La obra elegida para el Cartel de Navidad es emblemática de este enfoque. Es un dibujo realizado en 1867 y se llama Noche de invierno (lápiz pastel y negro sobre lienzo gris-marrón).
Millet no es un mero observador de una realidad que ciertamente admira; no le interesa ilustrar este mundo, está interesado en captar su espíritu profundo para convertirlo en la esencia misma de su pintura. Es realista y al mismo tiempo devoto: siente devoción por esa humanidad campesina que permanecía fiel a su tierra y a su propia historia. Observa cuidadosamente cada gesto, como el del padre ocupado en tejer una canasta, pero no persigue las minucias de los detalles como si documentara la condición social de quien tenía en frente. Ante su mirada no es, de hecho, la pobreza lo que define el estatus de esta familia, sino el peso consciente de un destino. De este modo, la obra absorbe dicha conciencia, en la esencialidad de la composición, tan simple y al mismo tiempo tan alta y perfecta en sus equilibrios.

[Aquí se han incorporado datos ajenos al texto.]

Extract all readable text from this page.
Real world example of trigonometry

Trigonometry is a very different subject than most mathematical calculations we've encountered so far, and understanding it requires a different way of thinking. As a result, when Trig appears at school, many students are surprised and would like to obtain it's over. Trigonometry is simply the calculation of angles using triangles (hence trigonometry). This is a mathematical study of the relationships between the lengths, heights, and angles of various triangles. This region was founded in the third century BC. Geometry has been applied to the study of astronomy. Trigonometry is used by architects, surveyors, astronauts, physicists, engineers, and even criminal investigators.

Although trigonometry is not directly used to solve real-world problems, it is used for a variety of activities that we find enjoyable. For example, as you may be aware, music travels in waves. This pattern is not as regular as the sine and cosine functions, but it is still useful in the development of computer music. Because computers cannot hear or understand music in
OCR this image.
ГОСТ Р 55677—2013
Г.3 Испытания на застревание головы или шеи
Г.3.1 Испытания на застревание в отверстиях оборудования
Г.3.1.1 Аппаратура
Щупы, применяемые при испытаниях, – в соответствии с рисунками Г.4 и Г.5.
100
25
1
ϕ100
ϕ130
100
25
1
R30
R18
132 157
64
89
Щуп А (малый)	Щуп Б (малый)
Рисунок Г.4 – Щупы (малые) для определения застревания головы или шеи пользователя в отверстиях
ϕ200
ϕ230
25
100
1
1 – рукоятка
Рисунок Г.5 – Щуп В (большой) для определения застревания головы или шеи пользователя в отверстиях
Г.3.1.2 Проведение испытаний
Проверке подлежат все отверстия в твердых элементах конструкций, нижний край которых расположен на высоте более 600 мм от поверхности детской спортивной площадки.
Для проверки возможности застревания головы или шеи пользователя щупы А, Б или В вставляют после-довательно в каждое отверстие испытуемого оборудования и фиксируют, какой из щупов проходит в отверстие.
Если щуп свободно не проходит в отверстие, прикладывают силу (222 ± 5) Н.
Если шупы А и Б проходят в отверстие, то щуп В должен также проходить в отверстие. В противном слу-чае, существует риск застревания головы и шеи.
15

Millet actúa por cercanía. Entra en la intimidad de este hogar campesino, establece una familiaridad, la escruta en su desnuda simplicidad. Es una escena real, pero asume una fuerza metafórica. No es una Sagrada Familia, pero está como investida por ese nexo seguro entre lo cotidiano y lo eterno que precisamente la familia de Nazaret experimentó y trajo al mundo. La misma luz del candil, punto de irradiación situado en el centro de la composición, justo encima de la cuna del niño, se hace eco de la iconografía de la Natividad. Una Natividad revivida en un hogar campesino de la Francia profunda en el año 1867.
El de Millet era un mundo antiguo que fascinaba a los modernos. Este lienzo fue encargado, de hecho, por un coleccionista estadounidense, Quincy Adams Shaw, un multimillonario propietario de minas de cobre en Michigan. Adams Shaw lo donó después al museo de su ciudad, Boston, junto con otras 53 obras de Millet que había adquirido estando el artista todavía vivo. Entre los modernos conquistados por Millet también está, por supuesto, Van Gogh, que descubrió al artista francés en junio de 1875, con motivo de una subasta de sus obras en París. Se trataba de obras que habían pertenecido a un coleccionista, mecenas arruinados. «Millet es Millet, el padre», le escribiría a su hermano Theo años más tarde. «Con él aprendes a mirar mejor y a encontrar “una fe”». Más tarde le tocaría a Van Gogh una tarea más arriesgada: la de catapultar el amor a la verdad de Millet a los horizontes inquietos de la modernidad. Lo hizo con la habilidad que conocemos y que también venía de ahí, de la experiencia de ser hijo.